Lelkes, Y., Sood, G., & Iyengar, S. (2017). The hostile audience: The effect of access to broadband internet on partisan affect. American Journal of Political Science, 61(1), 5-20.
The main purpose of this paper is to identify the causal impact of broadband access on affective polarization by exploiting differences in broadband availability brought about by variation in state right of-way regulations (ROW), which significantly affect the cost of building Internet infrastructure and thus the price and availability of broadband access. The data on right-of-way laws come from an index of these laws. The data on broadband access are from the Federal Communication Commission (FCC). For data on partisan affect, we use the 2004 and 2008 National Annenberg Election Studies (NAES). For media data, they use comScore. Their results suggest that had all states adopted the least restrictive right-of-way regulations observed in the data, partisan animus would have been roughly 2 percentage points higher.
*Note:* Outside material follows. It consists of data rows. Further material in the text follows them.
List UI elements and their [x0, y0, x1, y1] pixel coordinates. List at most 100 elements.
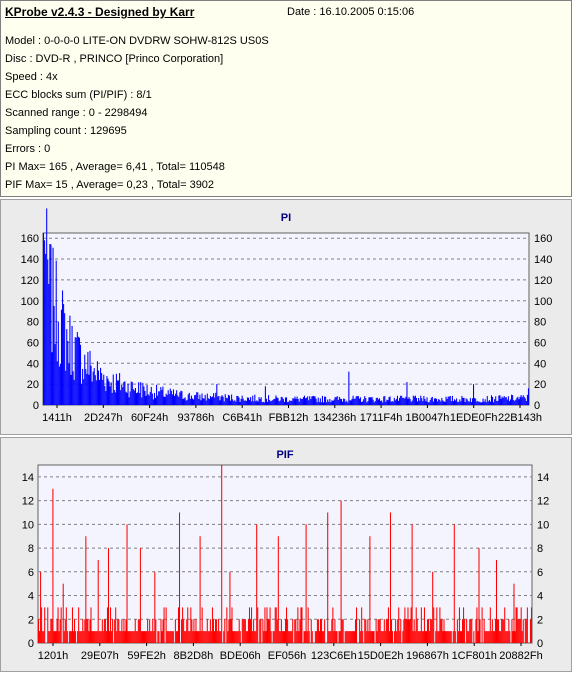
data-bar	[370, 397, 372, 405]
data-bar	[134, 619, 136, 643]
data-bar	[120, 631, 122, 643]
data-bar	[478, 548, 480, 643]
series-pi	[43, 208, 529, 405]
data-bar	[291, 400, 293, 405]
data-bar	[183, 398, 185, 405]
data-bar	[318, 631, 320, 643]
data-bar	[296, 396, 298, 405]
data-bar	[381, 400, 383, 405]
data-bar	[443, 619, 445, 643]
data-bar	[165, 607, 167, 643]
data-bar	[109, 631, 111, 643]
data-bar	[288, 401, 290, 405]
data-bar	[489, 607, 491, 643]
data-bar	[353, 398, 355, 405]
data-bar	[346, 631, 348, 643]
data-bar	[68, 631, 70, 643]
data-bar	[111, 392, 113, 405]
data-bar	[186, 619, 188, 643]
data-bar	[383, 619, 385, 643]
data-bar	[131, 631, 133, 643]
data-bar	[294, 619, 296, 643]
y-tick-label-left: 4	[28, 591, 34, 603]
data-bar	[435, 631, 437, 643]
data-bar	[232, 631, 234, 643]
data-bar	[215, 392, 217, 405]
data-bar	[269, 607, 271, 643]
data-bar	[246, 631, 248, 643]
data-bar	[177, 607, 179, 643]
y-tick-label-left: 140	[21, 254, 39, 266]
data-bar	[393, 397, 395, 405]
data-bar	[449, 396, 451, 405]
data-bar	[151, 393, 153, 405]
data-bar	[182, 607, 184, 643]
data-bar	[148, 395, 150, 405]
data-bar	[493, 631, 495, 643]
data-bar	[470, 619, 472, 643]
data-bar	[182, 399, 184, 405]
data-bar	[239, 631, 241, 643]
data-bar	[380, 400, 382, 405]
data-bar	[495, 559, 498, 643]
data-bar	[345, 401, 347, 405]
data-bar	[190, 607, 192, 643]
data-bar	[175, 631, 177, 643]
data-bar	[171, 631, 173, 643]
data-bar	[178, 396, 180, 405]
data-bar	[402, 398, 404, 405]
data-bar	[79, 344, 82, 405]
data-bar	[297, 607, 299, 643]
data-bar	[505, 631, 507, 643]
data-bar	[170, 390, 172, 405]
data-bar	[185, 631, 187, 643]
data-bar	[263, 631, 265, 643]
data-bar	[408, 619, 410, 643]
data-bar	[381, 631, 383, 643]
data-bar	[228, 395, 231, 405]
data-bar	[83, 379, 85, 405]
data-bar	[212, 396, 214, 405]
data-bar	[199, 394, 201, 405]
data-bar	[235, 631, 237, 643]
data-bar	[94, 375, 96, 405]
data-bar	[133, 631, 135, 643]
data-bar	[242, 398, 244, 405]
data-bar	[442, 631, 444, 643]
data-bar	[167, 390, 169, 405]
data-bar	[418, 631, 420, 643]
data-bar	[190, 395, 192, 405]
data-bar	[264, 607, 266, 643]
data-bar	[501, 619, 503, 643]
data-bar	[471, 619, 473, 643]
data-bar	[227, 631, 229, 643]
data-bar	[240, 398, 242, 405]
data-bar	[191, 398, 194, 405]
data-bar	[236, 395, 238, 405]
data-bar	[349, 400, 351, 405]
data-bar	[101, 619, 103, 643]
data-bar	[292, 619, 294, 643]
data-bar	[388, 631, 390, 643]
data-bar	[358, 398, 360, 405]
data-bar	[275, 607, 277, 643]
data-bar	[525, 619, 527, 643]
data-bar	[375, 397, 377, 405]
data-bar	[431, 396, 433, 405]
data-bar	[301, 398, 303, 405]
data-bar	[139, 393, 141, 405]
data-bar	[89, 350, 91, 405]
data-bar	[471, 398, 474, 405]
data-bar	[419, 631, 421, 643]
data-bar	[445, 396, 447, 405]
data-bar	[503, 619, 505, 643]
data-bar	[138, 619, 140, 643]
data-bar	[114, 392, 116, 405]
data-bar	[290, 631, 292, 643]
data-bar	[194, 631, 196, 643]
data-bar	[152, 399, 154, 405]
data-bar	[147, 619, 149, 643]
data-bar	[103, 619, 105, 643]
data-bar	[334, 397, 336, 405]
data-bar	[46, 208, 48, 405]
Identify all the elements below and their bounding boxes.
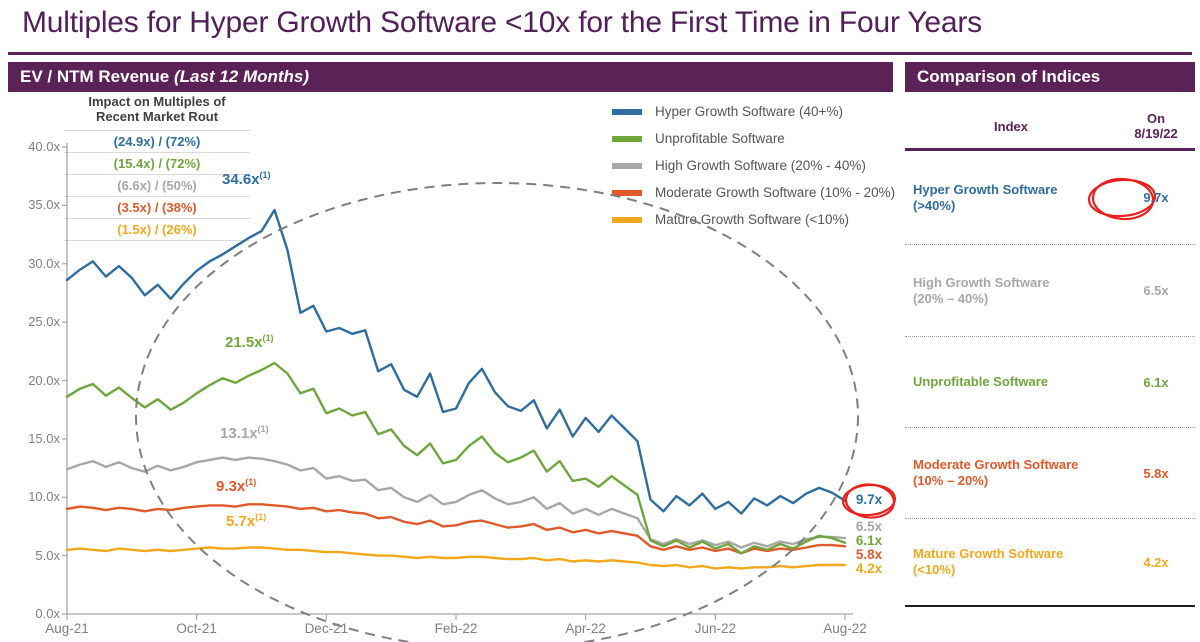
legend-swatch-hyper-icon [612, 108, 642, 115]
value-moderate: 5.8x [1143, 465, 1169, 481]
comparison-panel-header: Comparison of Indices [905, 62, 1195, 92]
legend-label: Unprofitable Software [655, 131, 785, 146]
legend-item-moderate: Moderate Growth Software (10% - 20%) [612, 179, 895, 206]
y-axis-tick-label: 0.0x [35, 606, 60, 621]
x-axis-tick-label: Feb-22 [434, 621, 478, 636]
comparison-panel: Comparison of Indices Index On 8/19/22 H… [905, 62, 1195, 608]
chart-annotations-overlay [135, 177, 1157, 642]
page-title: Multiples for Hyper Growth Software <10x… [22, 6, 982, 39]
x-axis-tick-label: Oct-21 [176, 621, 217, 636]
table-row-mature: Mature Growth Software (<10%) 4.2x [905, 519, 1195, 607]
chart-panel-title-suffix: (Last 12 Months) [169, 67, 310, 86]
legend-item-hyper: Hyper Growth Software (40+%) [612, 98, 895, 125]
end-label-moderate: 5.8x [855, 547, 883, 562]
legend-label: Mature Growth Software (<10%) [655, 212, 849, 227]
legend-swatch-high-icon [612, 162, 642, 169]
series-line-0 [65, 208, 847, 515]
chart-legend: Hyper Growth Software (40+%) Unprofitabl… [612, 98, 895, 233]
impact-box-title-line2: Recent Market Rout [95, 109, 219, 124]
table-row-hyper: Hyper Growth Software (>40%) 9.7x [905, 151, 1195, 245]
legend-item-high: High Growth Software (20% - 40%) [612, 152, 895, 179]
value-high: 6.5x [1143, 283, 1169, 298]
impact-row-mature: (1.5x) / (26%) [64, 218, 250, 241]
legend-swatch-moderate-icon [612, 189, 642, 196]
y-axis-tick-label: 10.0x [28, 489, 60, 505]
y-axis-tick-label: 5.0x [35, 547, 60, 563]
end-label-mature: 4.2x [855, 561, 883, 576]
header-divider [905, 148, 1195, 151]
legend-item-mature: Mature Growth Software (<10%) [612, 206, 895, 233]
red-circle-chart-icon [841, 483, 897, 519]
impact-row-hyper: (24.9x) / (72%) [64, 130, 250, 152]
end-label-hyper: 9.7x [855, 492, 883, 507]
annotation-high-peak: 13.1x(1) [220, 424, 269, 442]
value-mature: 4.2x [1143, 554, 1169, 570]
x-axis-tick-label: Dec-21 [304, 621, 349, 636]
end-label-unprofitable: 6.1x [855, 533, 883, 548]
y-axis-tick-label: 40.0x [28, 139, 60, 154]
table-row-high: High Growth Software (20% – 40%) 6.5x [905, 245, 1195, 337]
impact-box-title-line1: Impact on Multiples of [88, 94, 226, 109]
legend-label: Moderate Growth Software (10% - 20%) [655, 185, 896, 200]
market-rout-dashed-ellipse [135, 182, 859, 642]
y-axis-tick-label: 20.0x [28, 372, 60, 388]
series-line-2 [65, 456, 847, 549]
annotation-mature-peak: 5.7x(1) [226, 512, 267, 530]
impact-row-moderate: (3.5x) / (38%) [64, 196, 250, 218]
legend-label: Hyper Growth Software (40+%) [655, 104, 843, 119]
annotation-unprofitable-peak: 21.5x(1) [225, 333, 274, 351]
chart-series [65, 208, 847, 570]
annotation-moderate-peak: 9.3x(1) [216, 477, 257, 495]
x-axis-tick-label: Aug-21 [45, 621, 89, 636]
table-row-unprofitable: Unprofitable Software 6.1x [905, 337, 1195, 428]
y-axis-tick-label: 25.0x [28, 314, 60, 330]
x-axis-tick-label: Jun-22 [694, 621, 736, 636]
chart-axes [62, 143, 853, 620]
legend-swatch-mature-icon [612, 216, 642, 223]
series-line-3 [65, 503, 847, 555]
y-axis-tick-label: 35.0x [28, 197, 60, 213]
y-axis-tick-label: 30.0x [28, 255, 60, 271]
end-label-high: 6.5x [855, 519, 883, 534]
chart-panel-title: EV / NTM Revenue [20, 67, 170, 86]
legend-swatch-unprofitable-icon [612, 135, 642, 142]
impact-box: Impact on Multiples of Recent Market Rou… [64, 94, 250, 241]
y-axis-tick-label: 15.0x [28, 430, 60, 446]
value-hyper: 9.7x [1143, 190, 1169, 205]
chart-panel-header: EV / NTM Revenue (Last 12 Months) [8, 62, 893, 92]
impact-row-unprofitable: (15.4x) / (72%) [64, 152, 250, 174]
column-header-index: Index [994, 118, 1028, 134]
comparison-table-header: Index On 8/19/22 [905, 104, 1195, 148]
series-line-1 [65, 361, 847, 555]
column-header-date: On 8/19/22 [1134, 111, 1178, 141]
x-axis-tick-label: Aug-22 [823, 621, 867, 636]
x-axis-tick-label: Apr-22 [565, 621, 606, 636]
legend-item-unprofitable: Unprofitable Software [612, 125, 895, 152]
annotation-hyper-peak: 34.6x(1) [222, 170, 271, 188]
red-circle-table-icon [1087, 177, 1157, 221]
legend-label: High Growth Software (20% - 40%) [655, 158, 866, 173]
impact-row-high: (6.6x) / (50%) [64, 174, 250, 196]
value-unprofitable: 6.1x [1143, 374, 1169, 390]
table-row-moderate: Moderate Growth Software (10% – 20%) 5.8… [905, 428, 1195, 519]
series-line-4 [65, 546, 847, 570]
title-divider [8, 52, 1192, 55]
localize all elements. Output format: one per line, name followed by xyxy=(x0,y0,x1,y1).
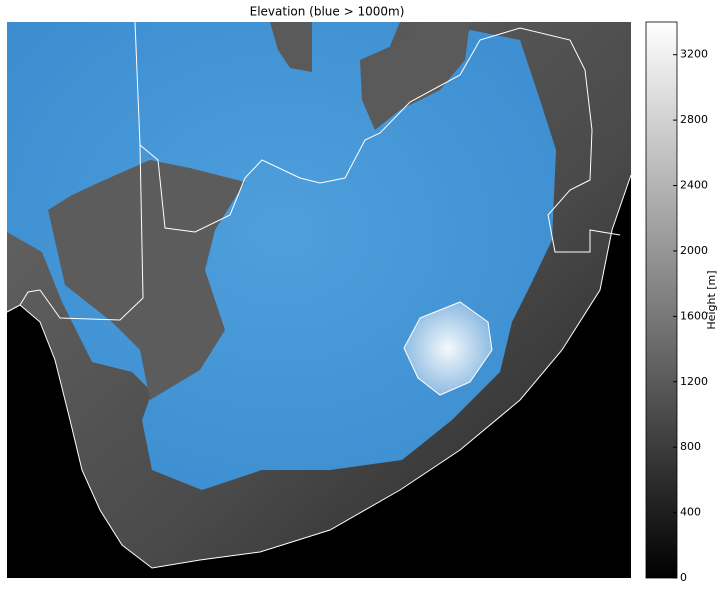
highlands xyxy=(404,302,492,395)
colorbar-tick-label: 2800 xyxy=(680,113,708,126)
colorbar-label: Height [m] xyxy=(705,270,718,329)
colorbar-tick-label: 800 xyxy=(680,440,701,453)
kalahari xyxy=(48,160,245,400)
colorbar-tick-label: 1200 xyxy=(680,375,708,388)
colorbar-tick-label: 2000 xyxy=(680,244,708,257)
colorbar-tick-label: 3200 xyxy=(680,48,708,61)
colorbar-tick-label: 400 xyxy=(680,506,701,519)
border xyxy=(134,21,621,253)
lowland xyxy=(270,22,470,130)
colorbar-tick-label: 0 xyxy=(680,571,687,584)
colorbar xyxy=(645,21,678,579)
colorbar-tick-label: 1600 xyxy=(680,309,708,322)
coastline xyxy=(6,174,632,569)
chart-title: Elevation (blue > 1000m) xyxy=(250,5,405,19)
map xyxy=(6,21,632,578)
colorbar-tick-label: 2400 xyxy=(680,179,708,192)
border xyxy=(403,301,493,396)
border xyxy=(19,144,144,321)
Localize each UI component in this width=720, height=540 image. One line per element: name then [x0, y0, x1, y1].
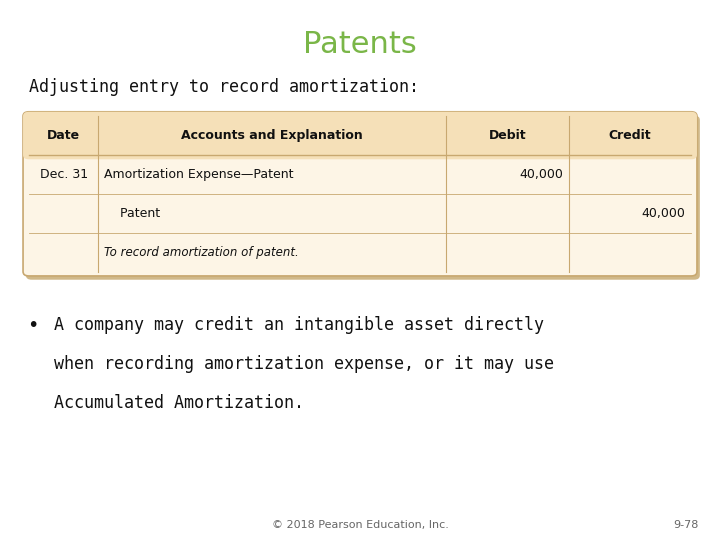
- Text: Dec. 31: Dec. 31: [40, 168, 88, 181]
- Text: Patents: Patents: [303, 30, 417, 59]
- Text: Date: Date: [47, 129, 80, 142]
- Text: •: •: [27, 316, 39, 335]
- Text: 40,000: 40,000: [642, 207, 685, 220]
- Text: © 2018 Pearson Education, Inc.: © 2018 Pearson Education, Inc.: [271, 520, 449, 530]
- FancyBboxPatch shape: [23, 112, 697, 159]
- Text: Patent: Patent: [104, 207, 161, 220]
- Text: Accounts and Explanation: Accounts and Explanation: [181, 129, 363, 142]
- Text: To record amortization of patent.: To record amortization of patent.: [104, 246, 299, 259]
- Bar: [29, 138, 691, 155]
- FancyBboxPatch shape: [23, 112, 697, 276]
- FancyBboxPatch shape: [26, 116, 700, 280]
- Text: A company may credit an intangible asset directly: A company may credit an intangible asset…: [54, 316, 544, 334]
- Text: 40,000: 40,000: [519, 168, 563, 181]
- Text: Adjusting entry to record amortization:: Adjusting entry to record amortization:: [29, 78, 419, 96]
- Text: 9-78: 9-78: [673, 520, 698, 530]
- Text: Amortization Expense—Patent: Amortization Expense—Patent: [104, 168, 294, 181]
- Text: Credit: Credit: [608, 129, 652, 142]
- Text: Debit: Debit: [489, 129, 526, 142]
- Text: when recording amortization expense, or it may use: when recording amortization expense, or …: [54, 355, 554, 373]
- Text: Accumulated Amortization.: Accumulated Amortization.: [54, 394, 304, 411]
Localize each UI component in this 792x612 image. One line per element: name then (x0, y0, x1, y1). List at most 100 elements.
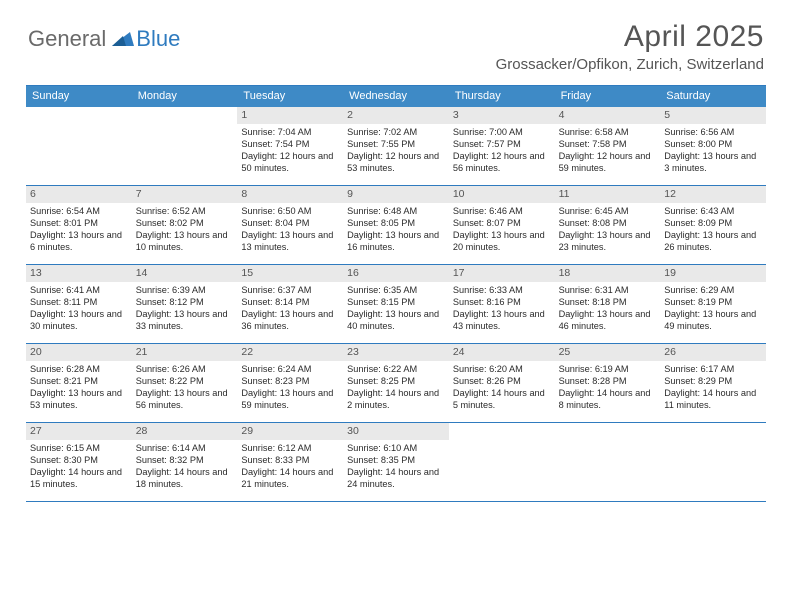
sunset-text: Sunset: 8:18 PM (559, 297, 657, 309)
daylight-text: Daylight: 13 hours and 6 minutes. (30, 230, 128, 254)
day-cell: 8Sunrise: 6:50 AMSunset: 8:04 PMDaylight… (237, 186, 343, 264)
day-cell: 12Sunrise: 6:43 AMSunset: 8:09 PMDayligh… (660, 186, 766, 264)
sunset-text: Sunset: 8:28 PM (559, 376, 657, 388)
weeks-container: 1Sunrise: 7:04 AMSunset: 7:54 PMDaylight… (26, 107, 766, 502)
week-row: 20Sunrise: 6:28 AMSunset: 8:21 PMDayligh… (26, 344, 766, 423)
day-cell: 18Sunrise: 6:31 AMSunset: 8:18 PMDayligh… (555, 265, 661, 343)
dow-cell: Monday (132, 86, 238, 107)
sunrise-text: Sunrise: 6:56 AM (664, 127, 762, 139)
day-cell (660, 423, 766, 501)
sunset-text: Sunset: 8:15 PM (347, 297, 445, 309)
dow-cell: Wednesday (343, 86, 449, 107)
sunrise-text: Sunrise: 7:00 AM (453, 127, 551, 139)
sunrise-text: Sunrise: 7:02 AM (347, 127, 445, 139)
day-number: 22 (237, 344, 343, 361)
sunrise-text: Sunrise: 6:54 AM (30, 206, 128, 218)
day-number: 3 (449, 107, 555, 124)
sunrise-text: Sunrise: 6:58 AM (559, 127, 657, 139)
daylight-text: Daylight: 13 hours and 46 minutes. (559, 309, 657, 333)
daylight-text: Daylight: 13 hours and 20 minutes. (453, 230, 551, 254)
day-cell: 24 Sunrise: 6:20 AMSunset: 8:26 PMDayligh… (449, 344, 555, 422)
daylight-text: Daylight: 12 hours and 59 minutes. (559, 151, 657, 175)
daylight-text: Daylight: 13 hours and 30 minutes. (30, 309, 128, 333)
logo-text-blue: Blue (136, 26, 180, 52)
day-number: 14 (132, 265, 238, 282)
daylight-text: Daylight: 13 hours and 26 minutes. (664, 230, 762, 254)
sunrise-text: Sunrise: 6:15 AM (30, 443, 128, 455)
sunset-text: Sunset: 7:58 PM (559, 139, 657, 151)
title-block: April 2025 Grossacker/Opfikon, Zurich, S… (496, 20, 764, 73)
day-number: 2 (343, 107, 449, 124)
daylight-text: Daylight: 14 hours and 15 minutes. (30, 467, 128, 491)
day-number: 15 (237, 265, 343, 282)
day-cell: 6Sunrise: 6:54 AMSunset: 8:01 PMDaylight… (26, 186, 132, 264)
sunset-text: Sunset: 8:01 PM (30, 218, 128, 230)
day-cell (132, 107, 238, 185)
day-number: 26 (660, 344, 766, 361)
day-cell: 14Sunrise: 6:39 AMSunset: 8:12 PMDayligh… (132, 265, 238, 343)
day-number: 28 (132, 423, 238, 440)
day-number: 12 (660, 186, 766, 203)
day-number: 18 (555, 265, 661, 282)
sunset-text: Sunset: 8:02 PM (136, 218, 234, 230)
week-row: 6Sunrise: 6:54 AMSunset: 8:01 PMDaylight… (26, 186, 766, 265)
day-cell: 25Sunrise: 6:19 AMSunset: 8:28 PMDayligh… (555, 344, 661, 422)
day-number: 24 (449, 344, 555, 361)
daylight-text: Daylight: 13 hours and 3 minutes. (664, 151, 762, 175)
day-cell: 29Sunrise: 6:12 AMSunset: 8:33 PMDayligh… (237, 423, 343, 501)
day-number: 17 (449, 265, 555, 282)
day-cell: 15Sunrise: 6:37 AMSunset: 8:14 PMDayligh… (237, 265, 343, 343)
daylight-text: Daylight: 14 hours and 18 minutes. (136, 467, 234, 491)
sunrise-text: Sunrise: 6:20 AM (453, 364, 551, 376)
day-cell: 3Sunrise: 7:00 AMSunset: 7:57 PMDaylight… (449, 107, 555, 185)
sunset-text: Sunset: 8:21 PM (30, 376, 128, 388)
day-cell (555, 423, 661, 501)
sunset-text: Sunset: 7:57 PM (453, 139, 551, 151)
sunset-text: Sunset: 8:25 PM (347, 376, 445, 388)
sunset-text: Sunset: 8:12 PM (136, 297, 234, 309)
day-number: 9 (343, 186, 449, 203)
week-row: 27Sunrise: 6:15 AMSunset: 8:30 PMDayligh… (26, 423, 766, 502)
dow-cell: Friday (555, 86, 661, 107)
day-number: 20 (26, 344, 132, 361)
day-number: 21 (132, 344, 238, 361)
day-number: 29 (237, 423, 343, 440)
daylight-text: Daylight: 13 hours and 13 minutes. (241, 230, 339, 254)
sunrise-text: Sunrise: 6:19 AM (559, 364, 657, 376)
daylight-text: Daylight: 14 hours and 2 minutes. (347, 388, 445, 412)
sunset-text: Sunset: 8:33 PM (241, 455, 339, 467)
sunset-text: Sunset: 8:22 PM (136, 376, 234, 388)
day-cell (449, 423, 555, 501)
day-cell: 2Sunrise: 7:02 AMSunset: 7:55 PMDaylight… (343, 107, 449, 185)
daylight-text: Daylight: 14 hours and 24 minutes. (347, 467, 445, 491)
day-of-week-header: SundayMondayTuesdayWednesdayThursdayFrid… (26, 86, 766, 107)
day-cell: 23 Sunrise: 6:22 AMSunset: 8:25 PMDayligh… (343, 344, 449, 422)
day-cell: 11Sunrise: 6:45 AMSunset: 8:08 PMDayligh… (555, 186, 661, 264)
daylight-text: Daylight: 13 hours and 36 minutes. (241, 309, 339, 333)
day-cell: 7Sunrise: 6:52 AMSunset: 8:02 PMDaylight… (132, 186, 238, 264)
day-number: 30 (343, 423, 449, 440)
day-number: 23 (343, 344, 449, 361)
sunrise-text: Sunrise: 7:04 AM (241, 127, 339, 139)
daylight-text: Daylight: 13 hours and 59 minutes. (241, 388, 339, 412)
sunset-text: Sunset: 8:23 PM (241, 376, 339, 388)
sunrise-text: Sunrise: 6:17 AM (664, 364, 762, 376)
sunrise-text: Sunrise: 6:29 AM (664, 285, 762, 297)
daylight-text: Daylight: 14 hours and 8 minutes. (559, 388, 657, 412)
day-number: 5 (660, 107, 766, 124)
week-row: 13Sunrise: 6:41 AMSunset: 8:11 PMDayligh… (26, 265, 766, 344)
sunrise-text: Sunrise: 6:22 AM (347, 364, 445, 376)
sunset-text: Sunset: 8:26 PM (453, 376, 551, 388)
daylight-text: Daylight: 14 hours and 5 minutes. (453, 388, 551, 412)
sunrise-text: Sunrise: 6:26 AM (136, 364, 234, 376)
daylight-text: Daylight: 13 hours and 16 minutes. (347, 230, 445, 254)
day-number: 13 (26, 265, 132, 282)
day-number: 4 (555, 107, 661, 124)
logo-triangle-icon (112, 30, 134, 49)
sunrise-text: Sunrise: 6:46 AM (453, 206, 551, 218)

Finally, they demonstrate that an alternative set of instruments for broadband availability (surface topography) yields very similar results.
The authors start the paper by trying to convince the readers that polarization, partisanship is increasing. For instance, they mention that partisan prejudice exceeds implicit racial prejudice  (Iyengar and Westwood 2014). I skimmed that paper and the data is publicly available on Dataverse, it’s cross-sectional. There is no actual proof of that statement, and it was not necessary. As the authors stress: “In contemporary America, the strength of these norms has made virtually any discussion of racial differences a taboo subject to the point that citizens suppress their true feelings” .
My point is, this entire “increase in polarization” depends on:
- When do we start the “counter” (the clock)?
- Establishing causal relationship between X factor(s) an “polarization” is not easy. Especially when are trying to isolate one factor: broadband internet.
In addition, the phrase “media consumption is strongly elastic, increasing sharply with better access”, should have probably stressed that it is “elastic with respect to internet speed”, which is what the authors meant. In general, people tend to associate elasticity with price, and I doubt media consumption is not “strongly elastic” with respect to price.
2. 1. Assumptions
“[..] access to broadband primarily increases the size of the pie, without having much impact on the ratio of the individual slices. Assuming patterns of consumption remain roughly the same, any increase in consumption necessarily means greater exposure to imbalanced political information.”
This is a bold assumption. I am not sure how we can assume something like that and there are no citations whatsoever to back this up. To put thing into perspective, this means “your grandfather’s generation media consumption pattern is roughly the same as yours, Millennials”
Another assumption is the following:
“Right of-way regulations (ROW), which significantly affect the cost of building Internet infrastructure and thus the price and availability of broadband access.”
While this make “sense”, there are huge theoretical leaps here. Here is why ROW (A) implies cost of infrastructure (B) but does not imply price and availability (C): cross-subsidization. Corporations can “afford” reducing the prices in specific areas to increase their market share even if the initial costs are high. This is quite common in the telecommunication and broadband services.
2.2. Technical issues
While the authors test the “strength” of the instrument in a somewhat crude way, they do not test anything else which is problematic. Specifically, I didn’t see any test anywhere regarding the validity of the instrument. There is a citation provided for a dissertation thesis that also has no test. For future reference, this is a framework on how to go forward when you decide to utilize IV/2SLS methodologies based on the Godfrey-Hutton Procedure:
- Weak Instrument Test (or strength of instrument)
- One way is to implement Godfrey’s two step method and get “Shea’s Partial R square”.
- Over-identification Test (validity test/instrument exogeneity)
- Sargan’s Overidentification Test (sometimes called J test)
- If pass step 1 and 2 proceed with a Hausman Test
- This confirms the existence of endogeneity.
- Are we now more polarized as a country than during the Vietnam War? If the answer no, what does this mean? I doubt there was broadband internet back then.
- Two assumptions that I mention in the main text.
- Patterns of consumption remain the same?
- The increase in costs does not necessarily affect the price of broadband internet.
- Technical issues, lack of a validity test which might yield biased results.